From being declared a "Benevolent Dictator" by New York State Sen. Reverend Ruben Diaz to an "out-of-touch billionaire," by Councilman Charles Barron, Bloomberg is facing opposition that he might not have expected. On Tuesday, the mayor's office introduced legislation in an attempt to extend term limits to three consecutive four-year terms, as opposed to the current two four-year terms. The second act of this bawdy political theater was the introduction of an opposing bill demanding a springtime referendum of the voters. Meanwhile, New York State Assembly legislators are set to consider a proposal for a voter referendum. "No one man, no one woman, no one politician is bigger than democracy," said Assemb. Hakeem Jeffries, as he announced that he will introduce legislation in November to push for a special referendum on term limits next spring, whether Bloomberg's term limit bill passes or not. "We're concerned that the fix is in and that a deal has already been cut to change the term-limits law without public input," he said. Next Thursday and Friday, the City Council will hold public hearings on the term-limits legislation. "We should simply vote down his introduction to change the law through Simcha Felder's committee," said Barron. "We don't even have to go to referendum; the people have already said, 'No.'" Awkwardly citing the current economic crisis, which has been creeping up on the city for at least some of the years he has been in office, Bloomberg announced last Thursday that he is uniquely capable to wrangle the city from this bear of a problem. It seems that Bloomberg miscalculated the potential opposition to what has been slammed in some arenas as a "naked power grab." Illustrating that he is a highly favored member of the "Billionaire Boys Club," last week Bloomberg rode on a wave with the backing of fellow billionaire Ron Lauder, who put his monies behind the original motion for term limits. But this week, Lauder seemed to get cold feet when he stated that he's switching to the other side and pushing for term limits was not meant to include the permanent change for a mayor's office and City Council seats.

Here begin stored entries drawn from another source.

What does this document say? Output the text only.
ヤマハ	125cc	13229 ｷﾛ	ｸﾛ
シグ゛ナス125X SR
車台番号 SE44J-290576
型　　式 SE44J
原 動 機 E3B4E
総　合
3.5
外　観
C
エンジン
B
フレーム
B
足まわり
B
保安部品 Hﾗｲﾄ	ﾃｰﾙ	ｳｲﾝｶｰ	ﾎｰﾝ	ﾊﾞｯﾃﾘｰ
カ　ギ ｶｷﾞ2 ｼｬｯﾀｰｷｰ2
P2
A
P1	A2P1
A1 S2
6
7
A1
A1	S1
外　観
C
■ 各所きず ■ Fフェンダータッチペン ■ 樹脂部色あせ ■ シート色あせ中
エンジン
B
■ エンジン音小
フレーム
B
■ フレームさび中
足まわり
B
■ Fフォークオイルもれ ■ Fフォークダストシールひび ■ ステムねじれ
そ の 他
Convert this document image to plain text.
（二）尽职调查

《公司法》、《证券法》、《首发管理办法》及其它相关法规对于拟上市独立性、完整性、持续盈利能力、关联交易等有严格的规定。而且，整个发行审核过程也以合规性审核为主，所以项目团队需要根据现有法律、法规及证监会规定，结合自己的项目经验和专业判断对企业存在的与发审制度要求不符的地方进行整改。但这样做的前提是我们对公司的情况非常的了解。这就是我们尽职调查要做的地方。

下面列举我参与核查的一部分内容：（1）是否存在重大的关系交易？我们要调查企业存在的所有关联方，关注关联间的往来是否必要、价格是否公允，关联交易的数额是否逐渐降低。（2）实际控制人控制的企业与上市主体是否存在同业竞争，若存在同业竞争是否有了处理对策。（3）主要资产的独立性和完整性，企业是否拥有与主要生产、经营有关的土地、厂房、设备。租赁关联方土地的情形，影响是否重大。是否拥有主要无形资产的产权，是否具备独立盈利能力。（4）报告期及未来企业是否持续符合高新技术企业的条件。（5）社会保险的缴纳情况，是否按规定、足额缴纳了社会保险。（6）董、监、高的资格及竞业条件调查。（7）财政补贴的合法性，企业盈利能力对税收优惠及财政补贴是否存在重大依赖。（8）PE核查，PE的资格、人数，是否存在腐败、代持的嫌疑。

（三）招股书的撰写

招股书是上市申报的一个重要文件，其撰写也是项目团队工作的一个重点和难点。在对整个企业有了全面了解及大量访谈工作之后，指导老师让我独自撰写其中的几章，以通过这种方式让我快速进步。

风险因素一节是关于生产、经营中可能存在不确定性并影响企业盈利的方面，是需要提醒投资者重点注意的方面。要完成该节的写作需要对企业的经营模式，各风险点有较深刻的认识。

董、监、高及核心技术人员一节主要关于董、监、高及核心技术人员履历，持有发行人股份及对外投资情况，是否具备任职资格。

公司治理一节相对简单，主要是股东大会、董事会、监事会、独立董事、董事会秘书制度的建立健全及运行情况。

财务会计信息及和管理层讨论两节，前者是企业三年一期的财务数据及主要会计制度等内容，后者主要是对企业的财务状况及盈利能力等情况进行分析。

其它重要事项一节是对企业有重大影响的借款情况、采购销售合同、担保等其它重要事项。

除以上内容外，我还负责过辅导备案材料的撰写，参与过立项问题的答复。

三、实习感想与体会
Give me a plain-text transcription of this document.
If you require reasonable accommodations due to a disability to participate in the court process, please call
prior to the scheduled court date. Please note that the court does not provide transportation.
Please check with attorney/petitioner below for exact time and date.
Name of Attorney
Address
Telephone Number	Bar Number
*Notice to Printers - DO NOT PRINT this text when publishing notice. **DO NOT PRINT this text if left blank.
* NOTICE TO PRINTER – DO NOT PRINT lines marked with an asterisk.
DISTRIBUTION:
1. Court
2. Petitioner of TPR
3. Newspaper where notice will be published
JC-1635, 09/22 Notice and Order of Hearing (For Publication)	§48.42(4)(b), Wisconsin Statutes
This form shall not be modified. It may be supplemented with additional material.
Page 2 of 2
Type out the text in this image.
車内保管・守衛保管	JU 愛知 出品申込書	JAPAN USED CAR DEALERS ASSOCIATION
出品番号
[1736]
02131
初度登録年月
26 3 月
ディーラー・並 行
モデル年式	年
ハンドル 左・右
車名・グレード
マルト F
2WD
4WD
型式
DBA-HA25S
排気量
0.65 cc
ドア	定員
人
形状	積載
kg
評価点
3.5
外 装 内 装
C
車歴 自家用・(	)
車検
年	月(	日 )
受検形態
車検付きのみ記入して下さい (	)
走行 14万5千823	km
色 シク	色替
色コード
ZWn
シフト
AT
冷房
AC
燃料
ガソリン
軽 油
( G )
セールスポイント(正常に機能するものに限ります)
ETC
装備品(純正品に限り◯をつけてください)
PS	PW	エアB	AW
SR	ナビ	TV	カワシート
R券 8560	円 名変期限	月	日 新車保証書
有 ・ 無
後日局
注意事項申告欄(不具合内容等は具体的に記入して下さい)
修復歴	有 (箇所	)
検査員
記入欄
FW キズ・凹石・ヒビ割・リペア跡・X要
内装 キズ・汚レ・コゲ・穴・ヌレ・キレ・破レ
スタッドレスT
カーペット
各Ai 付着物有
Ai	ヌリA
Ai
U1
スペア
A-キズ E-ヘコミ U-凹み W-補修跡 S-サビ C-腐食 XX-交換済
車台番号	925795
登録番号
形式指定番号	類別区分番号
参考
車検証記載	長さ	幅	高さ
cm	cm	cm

He wanted a one-time extension for the current administration. The grassroots people of New York balked at the semblance of an "arrogant" move to put personal ambition above the democracy of the city's constitution. But now, reports state that if Lauder stays clear of the whole political quagmire, he will find himself with a seat on a charter revision commission in 2010. Term limits will be a topic of debate once again. Politicians and everyday people alike are voicing opinions about the issue in this highly politicized moment in history. With the presidential campaign making pundits out of even the most disinterested, and with the economy tanking--or at least scrambling for a secure hold--the city and the nation is paying attention to what it is the city fathers are doing. "It is arrogant at the highest level that you believe that you're the only one that can keep us from getting out of this mess that we're in," said State Sen. Eric Adams. Number one mayoral cheer-leader and City Council Speaker Christine Quinn implied for days that she would announce her decision about Bloomberg's ambitious effort to remain in office four years after the "people" have twice deemed it undesirable. But on Tuesday, Quinn said that she had not yet made her decision, citing an "obligation to make sure I consult, get input from my colleagues." "We should not allow two billionaires to dictate laws in this city--that's up to the people," said Councilman Barron. "The people voted twice already, in 1993 and 1996,saying that they wanted term limits. In 1996 there was a push to extend it to three terms; the people said, 'No.' The masses have spoken." Councilmember Bill De Blasio said the action was an attack on the city charter and is strongly opposed to the move. Members of the City Council are split "right down the middle," he said. He decried Bloomberg's approach at a "constitutional change. "But it is, he added, "Not a slam dunk. More and more members are hearing from their constituents; you can't do this, four more years is not appropriate. Bring it back to us. The people will decide." Bloomberg told reporters, "We've started a lot of projects and would like to see them through. It's easy to cancel them in tough times, and I want to make sure we don't."